Background
People living with human immunodeficiency virus (HIV) are at significantly higher risk than the general population of developing cancer, with a lifetime prevalence of cancer diagnosis of 25–40%. Non-Hodgkin lymphomas (NHL) are the most common type of AIDS-defining malignancy and predominantly manifests as Burkitt lymphoma (25%) or diffuse large B cell lymphoma (75%). Although CD19-directed (CD19) CAR T cell therapies are promising in treating B cell NHL, clinical trials have excluded HIV-positive patients due to concerns about safety (infectious complications), viral control, and limited CAR efficacy.

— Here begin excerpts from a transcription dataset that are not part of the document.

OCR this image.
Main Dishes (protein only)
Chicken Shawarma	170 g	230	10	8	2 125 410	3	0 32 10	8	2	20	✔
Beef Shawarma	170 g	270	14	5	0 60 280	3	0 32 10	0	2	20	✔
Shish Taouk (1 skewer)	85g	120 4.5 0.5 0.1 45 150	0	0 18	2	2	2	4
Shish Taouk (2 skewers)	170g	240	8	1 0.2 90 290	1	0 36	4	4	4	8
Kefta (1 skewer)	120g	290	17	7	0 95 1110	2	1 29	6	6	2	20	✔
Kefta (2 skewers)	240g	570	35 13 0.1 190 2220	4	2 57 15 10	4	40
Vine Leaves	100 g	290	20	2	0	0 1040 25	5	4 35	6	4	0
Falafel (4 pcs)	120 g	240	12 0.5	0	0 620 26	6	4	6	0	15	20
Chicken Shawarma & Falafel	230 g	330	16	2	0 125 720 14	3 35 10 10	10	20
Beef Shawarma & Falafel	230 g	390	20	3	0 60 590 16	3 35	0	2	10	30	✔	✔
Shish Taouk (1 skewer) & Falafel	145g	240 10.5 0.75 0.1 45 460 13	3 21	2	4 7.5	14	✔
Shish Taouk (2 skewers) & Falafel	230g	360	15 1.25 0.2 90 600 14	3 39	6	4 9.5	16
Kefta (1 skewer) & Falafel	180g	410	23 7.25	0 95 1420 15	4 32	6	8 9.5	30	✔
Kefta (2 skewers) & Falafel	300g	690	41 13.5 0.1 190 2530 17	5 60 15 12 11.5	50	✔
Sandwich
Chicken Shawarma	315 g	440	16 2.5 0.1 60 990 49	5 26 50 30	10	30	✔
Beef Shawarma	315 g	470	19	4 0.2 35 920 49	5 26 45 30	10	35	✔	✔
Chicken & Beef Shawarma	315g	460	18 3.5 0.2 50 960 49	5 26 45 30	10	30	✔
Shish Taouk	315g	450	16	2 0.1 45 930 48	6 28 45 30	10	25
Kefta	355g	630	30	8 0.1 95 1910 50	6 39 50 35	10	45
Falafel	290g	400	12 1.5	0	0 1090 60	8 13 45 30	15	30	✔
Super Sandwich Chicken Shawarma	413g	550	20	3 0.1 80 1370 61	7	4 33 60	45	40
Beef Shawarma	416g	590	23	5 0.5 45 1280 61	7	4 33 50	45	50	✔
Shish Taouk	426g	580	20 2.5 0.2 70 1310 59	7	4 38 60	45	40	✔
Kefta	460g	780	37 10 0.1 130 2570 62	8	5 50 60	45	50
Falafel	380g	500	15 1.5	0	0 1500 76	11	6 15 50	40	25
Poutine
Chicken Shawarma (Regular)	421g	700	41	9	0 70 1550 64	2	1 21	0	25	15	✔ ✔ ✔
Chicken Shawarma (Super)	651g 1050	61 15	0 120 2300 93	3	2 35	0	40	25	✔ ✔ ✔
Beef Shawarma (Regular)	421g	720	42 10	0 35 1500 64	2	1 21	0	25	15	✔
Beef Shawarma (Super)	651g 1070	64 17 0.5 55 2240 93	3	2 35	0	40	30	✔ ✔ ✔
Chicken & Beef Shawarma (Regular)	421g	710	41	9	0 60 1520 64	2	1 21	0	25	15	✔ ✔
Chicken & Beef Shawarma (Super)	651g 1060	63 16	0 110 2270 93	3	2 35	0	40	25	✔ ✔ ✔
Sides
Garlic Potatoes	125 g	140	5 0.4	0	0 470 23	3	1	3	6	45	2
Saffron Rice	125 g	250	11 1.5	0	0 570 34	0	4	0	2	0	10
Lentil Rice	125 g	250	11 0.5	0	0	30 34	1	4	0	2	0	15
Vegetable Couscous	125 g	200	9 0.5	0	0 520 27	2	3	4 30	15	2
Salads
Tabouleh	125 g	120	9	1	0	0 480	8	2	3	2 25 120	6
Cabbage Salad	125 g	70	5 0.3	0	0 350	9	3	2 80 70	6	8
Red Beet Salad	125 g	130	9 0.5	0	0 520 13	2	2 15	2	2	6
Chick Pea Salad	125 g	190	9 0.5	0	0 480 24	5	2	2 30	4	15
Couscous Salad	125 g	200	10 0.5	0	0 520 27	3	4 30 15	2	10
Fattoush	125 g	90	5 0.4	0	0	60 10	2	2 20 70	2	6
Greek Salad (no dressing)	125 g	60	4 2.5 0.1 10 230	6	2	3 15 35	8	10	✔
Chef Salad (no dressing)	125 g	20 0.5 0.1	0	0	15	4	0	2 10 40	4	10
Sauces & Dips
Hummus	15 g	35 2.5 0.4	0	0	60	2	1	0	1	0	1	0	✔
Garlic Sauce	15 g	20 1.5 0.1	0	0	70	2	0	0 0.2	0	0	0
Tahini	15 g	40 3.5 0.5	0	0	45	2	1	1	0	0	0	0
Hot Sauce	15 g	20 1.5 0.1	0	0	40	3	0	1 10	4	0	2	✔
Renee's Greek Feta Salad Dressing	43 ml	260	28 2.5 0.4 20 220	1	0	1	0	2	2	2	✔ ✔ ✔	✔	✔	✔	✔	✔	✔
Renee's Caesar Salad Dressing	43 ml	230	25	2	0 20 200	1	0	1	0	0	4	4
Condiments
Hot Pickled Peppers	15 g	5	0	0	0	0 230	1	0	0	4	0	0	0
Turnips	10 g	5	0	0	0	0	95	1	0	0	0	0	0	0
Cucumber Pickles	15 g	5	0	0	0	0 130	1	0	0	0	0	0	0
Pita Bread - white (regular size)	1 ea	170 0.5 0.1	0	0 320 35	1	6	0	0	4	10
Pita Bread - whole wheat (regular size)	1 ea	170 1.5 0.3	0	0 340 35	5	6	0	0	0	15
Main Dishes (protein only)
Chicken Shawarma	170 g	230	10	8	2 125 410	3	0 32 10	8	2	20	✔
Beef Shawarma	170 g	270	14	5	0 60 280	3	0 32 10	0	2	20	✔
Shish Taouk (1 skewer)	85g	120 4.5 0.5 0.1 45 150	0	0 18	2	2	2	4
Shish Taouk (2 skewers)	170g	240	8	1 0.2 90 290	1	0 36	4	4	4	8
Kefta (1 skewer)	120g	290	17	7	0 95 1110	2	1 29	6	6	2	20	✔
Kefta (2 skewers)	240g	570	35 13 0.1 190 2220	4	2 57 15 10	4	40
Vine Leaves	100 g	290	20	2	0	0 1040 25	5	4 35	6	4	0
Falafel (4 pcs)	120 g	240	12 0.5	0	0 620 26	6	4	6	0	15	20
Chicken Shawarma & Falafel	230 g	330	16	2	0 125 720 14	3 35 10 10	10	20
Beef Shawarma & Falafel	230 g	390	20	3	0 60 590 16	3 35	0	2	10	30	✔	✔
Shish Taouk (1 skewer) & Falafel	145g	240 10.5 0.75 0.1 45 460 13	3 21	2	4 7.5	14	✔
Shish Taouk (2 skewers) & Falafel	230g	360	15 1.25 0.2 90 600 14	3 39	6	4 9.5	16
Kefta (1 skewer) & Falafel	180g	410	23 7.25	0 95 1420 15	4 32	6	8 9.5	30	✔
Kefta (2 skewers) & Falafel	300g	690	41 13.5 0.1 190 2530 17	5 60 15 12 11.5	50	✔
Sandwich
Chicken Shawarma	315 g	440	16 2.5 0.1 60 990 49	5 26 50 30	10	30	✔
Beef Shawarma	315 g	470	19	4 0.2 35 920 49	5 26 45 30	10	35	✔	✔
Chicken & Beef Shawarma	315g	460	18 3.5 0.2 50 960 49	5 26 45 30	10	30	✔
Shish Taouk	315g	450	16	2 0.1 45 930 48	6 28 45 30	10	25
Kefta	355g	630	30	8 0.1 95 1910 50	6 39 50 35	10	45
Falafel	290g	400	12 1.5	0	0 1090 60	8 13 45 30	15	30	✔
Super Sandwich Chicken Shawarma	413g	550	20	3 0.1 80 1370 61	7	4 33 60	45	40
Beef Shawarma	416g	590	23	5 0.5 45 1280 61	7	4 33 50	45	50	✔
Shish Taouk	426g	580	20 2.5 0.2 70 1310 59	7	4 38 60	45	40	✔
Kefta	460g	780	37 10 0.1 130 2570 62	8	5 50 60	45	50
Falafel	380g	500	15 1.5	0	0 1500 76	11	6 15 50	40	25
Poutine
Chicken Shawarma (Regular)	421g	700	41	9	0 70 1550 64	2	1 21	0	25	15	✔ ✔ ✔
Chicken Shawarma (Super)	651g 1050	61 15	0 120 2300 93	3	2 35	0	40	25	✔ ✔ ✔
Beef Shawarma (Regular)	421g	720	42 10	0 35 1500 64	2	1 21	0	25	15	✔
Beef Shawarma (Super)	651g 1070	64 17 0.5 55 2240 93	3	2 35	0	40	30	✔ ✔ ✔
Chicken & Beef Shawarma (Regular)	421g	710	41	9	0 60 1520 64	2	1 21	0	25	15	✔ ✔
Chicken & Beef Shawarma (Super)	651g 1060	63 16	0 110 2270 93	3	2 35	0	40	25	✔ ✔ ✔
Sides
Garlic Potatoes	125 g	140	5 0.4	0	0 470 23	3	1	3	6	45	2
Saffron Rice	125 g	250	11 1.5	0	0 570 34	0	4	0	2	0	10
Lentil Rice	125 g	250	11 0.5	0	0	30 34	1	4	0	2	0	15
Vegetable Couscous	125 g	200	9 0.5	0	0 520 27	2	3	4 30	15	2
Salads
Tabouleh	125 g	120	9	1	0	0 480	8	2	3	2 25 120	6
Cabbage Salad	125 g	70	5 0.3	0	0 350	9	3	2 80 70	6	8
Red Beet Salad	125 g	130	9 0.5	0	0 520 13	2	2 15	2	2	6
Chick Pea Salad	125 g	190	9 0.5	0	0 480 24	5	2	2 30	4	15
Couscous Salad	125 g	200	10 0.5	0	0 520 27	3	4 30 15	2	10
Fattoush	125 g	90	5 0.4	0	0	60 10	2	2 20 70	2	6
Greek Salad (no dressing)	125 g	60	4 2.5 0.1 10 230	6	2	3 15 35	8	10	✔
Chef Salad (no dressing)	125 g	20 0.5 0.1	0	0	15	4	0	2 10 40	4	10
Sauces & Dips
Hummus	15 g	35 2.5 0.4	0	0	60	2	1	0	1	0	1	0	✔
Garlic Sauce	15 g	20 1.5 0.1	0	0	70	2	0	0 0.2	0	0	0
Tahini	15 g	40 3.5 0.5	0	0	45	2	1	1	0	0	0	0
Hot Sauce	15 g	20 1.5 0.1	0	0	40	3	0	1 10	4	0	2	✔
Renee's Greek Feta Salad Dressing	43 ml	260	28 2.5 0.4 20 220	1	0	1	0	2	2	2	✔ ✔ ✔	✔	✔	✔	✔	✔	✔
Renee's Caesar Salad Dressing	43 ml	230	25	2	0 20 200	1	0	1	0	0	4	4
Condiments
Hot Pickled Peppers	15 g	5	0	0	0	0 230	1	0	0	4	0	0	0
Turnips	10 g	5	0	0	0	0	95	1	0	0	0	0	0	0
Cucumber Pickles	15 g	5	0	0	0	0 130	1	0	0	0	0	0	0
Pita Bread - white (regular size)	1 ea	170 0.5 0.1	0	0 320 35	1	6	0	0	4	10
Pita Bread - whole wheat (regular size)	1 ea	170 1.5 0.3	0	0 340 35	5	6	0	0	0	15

Recent reports have demonstrated the safety and feasibility of using CD19CAR T cell therapy to treat NHL in patients with HIV, indicating a move toward addressing the unmet need of this patient population. We previously designed mono-specific CAR constructs targeting either lymphoma (CD19) or HIVgp120 (N6) that show efficacy against their respective diseases in clinical and preclinical testing, respectively. We hypothesized that a dual construct targeting both antigens could simultaneously target both lymphoma cells and HIV-infected cells in the same individual. Thus, we developed a bi-specific CD19/N6 CAR T cell platform that can target both antigens in a single therapeutic product.
Methods
We generated 3 bi-specific CAR constructs (2 tandem and 1 loop) (figure 1A) that incorporate a humanized (hu)CD19 single-chain variable fragment (scFv) and an N6 scFv from an anti-HIV broadly neutralizing antibody (bNAb) into a 2nd-generation CAR backbone. The tandem CARs consisted of N6 and huCD19 scFvs fused with a G4S linker in either huCD19:N6 or N6:huCD19 orientation. The loop CAR was generated by fusing huCD19(VL):N6(VH):N6(VL):huCD19(VH) with a Whitlow linker. All constructs included the CD4 transmembrane domain, a double-mutated IgG4 Fc spacer, 4–1BB co-stimulatory and CD3 signaling domains, and EGFRt separated by a T2A ribosomal skip sequence. We tested the 3 bi-specific constructs in healthy-donor T cells using cytotoxicity co-culture assay (figure 1B) against either Raji (CD19+) or 8E5 (gp120+) target cells and confirmed functionality in HIV-positive donors.
Results
Although all 3 bi-specific CAR constructs were functional against both CD19 and HIVgp120 antigens, the N6:huCD19CAR tandem CAR demonstrated equivalent or better efficacy against both antigens and could serially target single or alternating antigens (figure 1C,D). Moreover, we successfully generated N6:huCD19CAR tandem CAR T cells using HIV-positive donors and confirmed functionality.
Conclusions
The development of the N6:huCD19CAR bi-specific CAR represents a novel CAR T cell therapy that could potentially provide life-saving treatment for patients with HIV-associated NHL through simultaneous targeting of tumor and viral suppression.
Ethics Approval
This study was approved by the City of Hope IRB 09025.
Abstract 314 Figure 1
N6:huCD19 bi-specific CAR-mediated elimination of HIVgp120- and CD19-expressing cells. (A) Schema of three tandem designs: N6-huCD19 scfv, huCD19-N6 scfv, huCD19-N6 loop design. (B) Serial killing assay schema. On day 0, healthy donor N6-huCD19 CAR bi-specific T cells were co-cultured with gp120-expressing cells (8E5). After a 48-hour incubation period, the cells were examined to determine the survival of gp120-expressing cells. Simultaneously, CD19-expressing cells were introduced into the co-culture. Following an additional 48-hour incubation, the survival of CD19-expressing cells was quantified. (C) Cytotoxic analysis was performed on Day 2 to evaluate the targeting of HIV gp120. (D) On Day 4, the cytotoxic analysis was conducted to assess CD19 targeting. huCD19 and N6 monospecific CARs were included as control groups.